I loved Small Spaces, Katherine Arden’s first foray into children’s horror, and so I jumped right into its sequel, Dead Voices (2019). A few months have passed since Ollie, Coco, and Brian outsmarted the Smiling Man who wanted to turn them, and all their classmates, into scarecrows. The ordeal left them with recurring nightmares, but also made them best friends. It’s December now, and Ollie’s dad has won a stay at Mount Hemlock, the new ski lodge a few hours outside of town. He’s taking all three kids, along with Coco’s mom.

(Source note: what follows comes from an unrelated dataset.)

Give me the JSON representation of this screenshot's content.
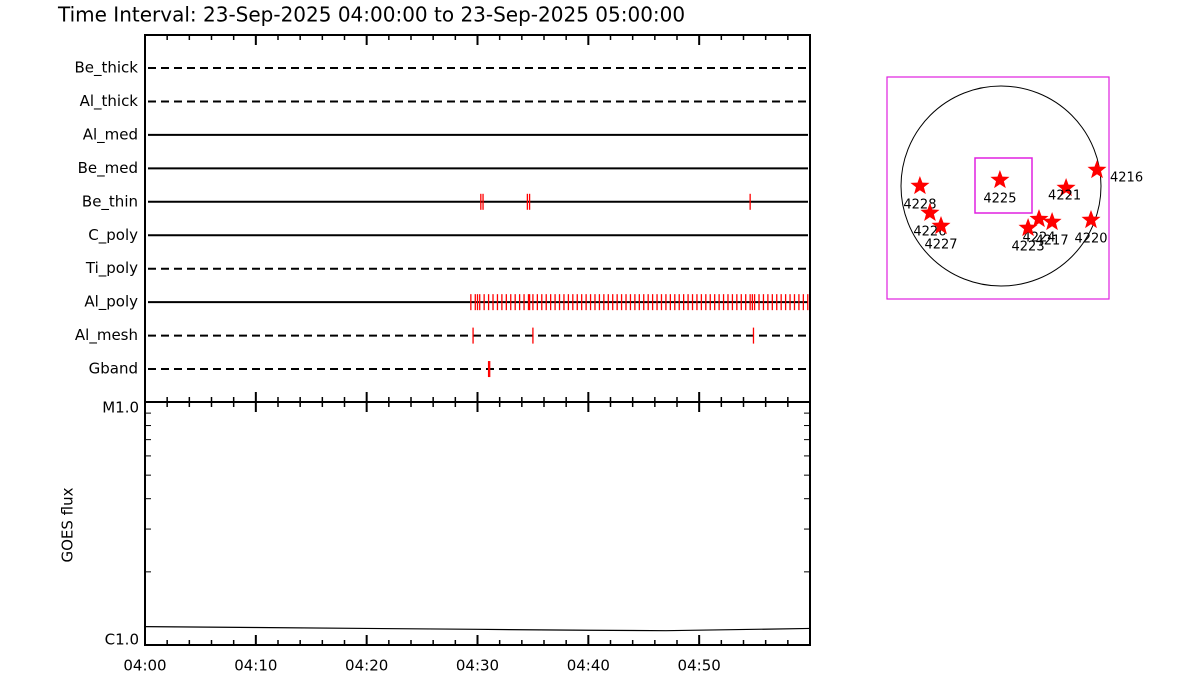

I didn’t fall in love as immediately this time, and I think I’ve distilled that down to two reasons. One is that, from an adult perspective, it seemed out of character for Ollie’s dad to endanger the kids by driving in a blizzard. The other is that I’m greedy, and Arden’s writing is lovely, and I wanted to read her description of the snow in quiet beauty before it became a threat instead. So for both of these reasons, I kind of wanted the storm to hold off until the characters reached the lodge. At the same time, though, I understand the narrative logic of keeping most of the other guests from showing up.
The group reaches the lodge safely, but their troubles are just beginning. The power is out, and soon the heating begins to fail too. The only other guest there is Don Voland, a writer for a paranormal magazine; the rest were kept away by the snowstorm. Creepy taxidermied animals fill the lobby, and seem to move when no one is looking. On the family front, Coco’s mom and Ollie’s dad appear to be falling in love, and now both girls have to figure out how they feel about that.
Oh, and the lodge is haunted, having been the site of a cruel orphanage and of another, more recent tragedy. Ollie’s watch just reads “BEWARE.” Voland, an expert on ghosts, tells the kids there’s nothing to worry about, but after a brief investigation, even he gets freaked out. The villain separates the kids from each other, and they must find a way to communicate and work together if they want to avoid joining the ghosts of Mount Hemlock … permanently.
While Small Spaces was written from Ollie’s point of view, Dead Voices alternates between her perspective and Coco’s. Coco gets some great moments to shine here, as she goes up against the villain with only her wits as a weapon — that, and people’s tendency to underestimate her because she’s short and looks younger than her age. Brian is somewhat sidelined this time; Arden is planning a four-book series, so I imagine the next installment will expand upon him as Dead Voices expands upon Coco.
As in Small Spaces, what really elevates this over an average horror story is the emotional content, particularly the affection between the three friends, and between the kids and their parents. This gives the villain a lot of levers to pull, of course. There’s a scene late in the book in which Coco is talking to Ollie’s watch (this makes sense in context) and they both think all is lost, and my heart just broke for everyone in that moment.
The kids’ determination and ingenuity, the creepiness, and Arden’s evocative writing continue to impress. I may not be the target audience, but I’m hooked on this series. I’d follow Ollie, Brian, and Coco anywhere.